Während der Sponti-Zeit – wurde  wenigstens »Wir wollen alles« gefordert – oder »Freie Sicht aufs Mittelmeer«, beides so idiotische (mein Gott: wer will schon alles?) wie unrealisierbare Forderungen, die sich dafür gleich selber auf die Schippe nahmen.  So was gibt es heute überhaupt nicht mehr. Witz ist verpönt.
Die CDU heute ist gegen Denkverbote und für »neue Ideen«, teilt sich diese mit den Grünen, die zusätzlich auf »Nachhaltigkeit« (der Begriff ist bereits unangenehm rechthaberisch) setzen und »gegen Konzeptlosigkeit« wettern. Die FDP will »gestalten statt verwalten«, die SPD will »Schulen sanieren« und die Linke  es »sozial und gerecht« haben. Alles leere und unausgegorene Floskeln. Wir erfahren nie, ob und wie das hehre Ziel zu erreichen sei.
Mit der Partei, die alle Denkverbote (im wahrsten Sinn des Wortes) aufgegeben hat, wollen hingegen alle nicht reden – selbst wenn sie eine potentielle Wählerschaft von Millionen hat. Der Hessische Landtag hat, Gipfel der Armut,  entsprechende gemeinsame Erklärungen herausgegeben.

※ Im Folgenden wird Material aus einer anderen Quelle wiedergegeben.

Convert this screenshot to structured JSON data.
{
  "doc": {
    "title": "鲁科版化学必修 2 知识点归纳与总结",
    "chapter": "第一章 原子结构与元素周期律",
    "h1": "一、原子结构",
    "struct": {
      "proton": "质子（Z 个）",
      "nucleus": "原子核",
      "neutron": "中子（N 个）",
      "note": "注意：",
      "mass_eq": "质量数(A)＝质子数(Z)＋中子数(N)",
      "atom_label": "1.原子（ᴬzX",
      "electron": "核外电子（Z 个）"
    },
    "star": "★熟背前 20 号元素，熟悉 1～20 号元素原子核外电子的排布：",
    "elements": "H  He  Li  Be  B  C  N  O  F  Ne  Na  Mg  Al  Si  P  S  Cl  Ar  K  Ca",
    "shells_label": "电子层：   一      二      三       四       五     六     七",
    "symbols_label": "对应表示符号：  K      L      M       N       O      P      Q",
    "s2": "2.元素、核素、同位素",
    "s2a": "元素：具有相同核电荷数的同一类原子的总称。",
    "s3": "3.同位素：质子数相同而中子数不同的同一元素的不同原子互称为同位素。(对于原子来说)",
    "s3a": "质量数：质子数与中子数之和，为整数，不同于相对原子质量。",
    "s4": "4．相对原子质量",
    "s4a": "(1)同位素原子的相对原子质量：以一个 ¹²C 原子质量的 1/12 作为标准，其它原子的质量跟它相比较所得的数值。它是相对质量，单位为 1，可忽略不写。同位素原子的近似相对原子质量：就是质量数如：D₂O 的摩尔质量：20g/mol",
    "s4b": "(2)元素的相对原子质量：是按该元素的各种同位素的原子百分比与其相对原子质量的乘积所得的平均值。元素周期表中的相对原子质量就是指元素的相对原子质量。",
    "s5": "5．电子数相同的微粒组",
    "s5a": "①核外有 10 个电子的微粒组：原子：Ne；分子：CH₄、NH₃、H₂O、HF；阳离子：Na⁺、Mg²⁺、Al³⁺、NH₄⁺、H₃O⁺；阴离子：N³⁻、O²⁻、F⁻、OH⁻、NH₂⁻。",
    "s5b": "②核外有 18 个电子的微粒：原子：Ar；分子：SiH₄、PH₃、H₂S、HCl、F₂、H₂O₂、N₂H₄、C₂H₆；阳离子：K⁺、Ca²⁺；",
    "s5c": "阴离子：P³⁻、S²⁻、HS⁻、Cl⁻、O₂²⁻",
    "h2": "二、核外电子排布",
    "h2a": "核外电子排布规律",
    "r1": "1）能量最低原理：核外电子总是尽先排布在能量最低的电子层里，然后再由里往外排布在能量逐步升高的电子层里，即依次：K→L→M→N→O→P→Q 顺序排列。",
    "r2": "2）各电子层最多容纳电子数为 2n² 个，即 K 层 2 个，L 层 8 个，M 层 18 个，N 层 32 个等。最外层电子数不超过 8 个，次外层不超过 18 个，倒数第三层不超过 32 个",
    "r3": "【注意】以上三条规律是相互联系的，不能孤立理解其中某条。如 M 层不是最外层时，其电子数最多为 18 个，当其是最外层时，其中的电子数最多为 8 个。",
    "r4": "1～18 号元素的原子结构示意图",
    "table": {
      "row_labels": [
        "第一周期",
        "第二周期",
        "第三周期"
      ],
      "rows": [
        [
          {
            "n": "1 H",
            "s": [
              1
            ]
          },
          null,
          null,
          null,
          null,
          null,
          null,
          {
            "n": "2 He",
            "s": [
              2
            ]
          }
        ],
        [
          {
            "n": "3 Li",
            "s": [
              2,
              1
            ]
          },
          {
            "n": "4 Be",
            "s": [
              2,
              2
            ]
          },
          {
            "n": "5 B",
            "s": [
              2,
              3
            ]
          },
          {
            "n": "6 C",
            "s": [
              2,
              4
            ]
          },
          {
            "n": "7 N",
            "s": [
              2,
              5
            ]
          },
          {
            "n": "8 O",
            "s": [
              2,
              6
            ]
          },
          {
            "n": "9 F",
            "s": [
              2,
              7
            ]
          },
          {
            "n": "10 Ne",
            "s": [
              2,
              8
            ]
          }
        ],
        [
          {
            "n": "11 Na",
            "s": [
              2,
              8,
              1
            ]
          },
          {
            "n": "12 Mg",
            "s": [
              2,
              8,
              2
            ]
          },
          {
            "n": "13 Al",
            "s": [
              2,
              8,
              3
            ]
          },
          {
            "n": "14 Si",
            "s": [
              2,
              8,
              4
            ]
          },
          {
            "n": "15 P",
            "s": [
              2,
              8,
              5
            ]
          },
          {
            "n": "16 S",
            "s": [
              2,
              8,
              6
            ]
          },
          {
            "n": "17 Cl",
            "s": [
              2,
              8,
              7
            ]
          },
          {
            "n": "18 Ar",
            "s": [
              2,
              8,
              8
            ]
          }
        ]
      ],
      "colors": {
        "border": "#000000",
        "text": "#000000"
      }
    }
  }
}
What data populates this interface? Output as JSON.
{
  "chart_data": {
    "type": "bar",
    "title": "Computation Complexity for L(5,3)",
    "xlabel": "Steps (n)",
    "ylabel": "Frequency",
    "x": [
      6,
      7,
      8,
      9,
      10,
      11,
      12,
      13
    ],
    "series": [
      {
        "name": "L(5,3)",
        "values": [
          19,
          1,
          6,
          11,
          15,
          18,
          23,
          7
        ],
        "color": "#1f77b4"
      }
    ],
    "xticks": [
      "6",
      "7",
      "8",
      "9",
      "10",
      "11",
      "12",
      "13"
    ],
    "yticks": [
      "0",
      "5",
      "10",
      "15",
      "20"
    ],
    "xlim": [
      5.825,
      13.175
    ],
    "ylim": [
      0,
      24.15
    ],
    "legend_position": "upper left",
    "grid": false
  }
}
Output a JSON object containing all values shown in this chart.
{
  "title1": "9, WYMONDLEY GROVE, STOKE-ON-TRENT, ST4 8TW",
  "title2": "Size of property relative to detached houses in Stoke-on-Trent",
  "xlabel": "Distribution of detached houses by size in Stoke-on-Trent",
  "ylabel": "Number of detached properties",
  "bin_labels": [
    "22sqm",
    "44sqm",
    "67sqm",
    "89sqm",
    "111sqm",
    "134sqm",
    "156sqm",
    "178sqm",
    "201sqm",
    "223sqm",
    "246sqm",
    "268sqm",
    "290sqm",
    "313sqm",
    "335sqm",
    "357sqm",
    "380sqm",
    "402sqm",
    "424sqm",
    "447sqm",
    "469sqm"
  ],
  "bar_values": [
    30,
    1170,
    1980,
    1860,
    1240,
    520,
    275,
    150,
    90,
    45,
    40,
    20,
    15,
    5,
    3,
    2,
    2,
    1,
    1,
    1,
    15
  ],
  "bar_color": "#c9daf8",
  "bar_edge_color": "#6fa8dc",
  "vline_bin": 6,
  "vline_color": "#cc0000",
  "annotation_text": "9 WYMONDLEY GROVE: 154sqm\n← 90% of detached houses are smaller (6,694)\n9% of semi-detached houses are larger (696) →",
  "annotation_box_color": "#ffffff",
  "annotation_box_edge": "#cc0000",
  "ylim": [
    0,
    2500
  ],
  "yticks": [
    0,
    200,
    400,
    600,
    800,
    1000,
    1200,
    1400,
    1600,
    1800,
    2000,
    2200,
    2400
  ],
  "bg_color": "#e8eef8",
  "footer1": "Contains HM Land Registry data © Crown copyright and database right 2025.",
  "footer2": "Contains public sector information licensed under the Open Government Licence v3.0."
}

Eine Partei, die gerade zur Wahl antritt, beteiligte sich sogar handgreiflich am Rabatz, der um einen Wahlkampfabend der AfD im Bürgerhaus Bornheim entstand. Was die FR – Gott hab sie selig – zur lobenden Headline »Kein Recht auf Nazipropaganda« inspirierte – ohne ein kritisches Wort darüber, dass die Parole in Zusammenhang mit der vielbeschworenen Meinungsfreiheit womöglich ein klitzekleines Problem darstellen könnte – und kein Mensch das Recht hat, darüber zu befinden, was ein anderer sagen darf.
Das vielleicht traurigste Plakat stammt von der FDP. Es wirbt mit dem Konterfei der äußerst sympathischen Annette Rinn und dem Slogan »Frankfurts Staus beginnen im Römer«. Da die Frau seit rund 10 Jahren im Römer sitzt, scheint es nicht viel Sinn zu haben, sie zu wählen. Oder irgend jemanden sonst.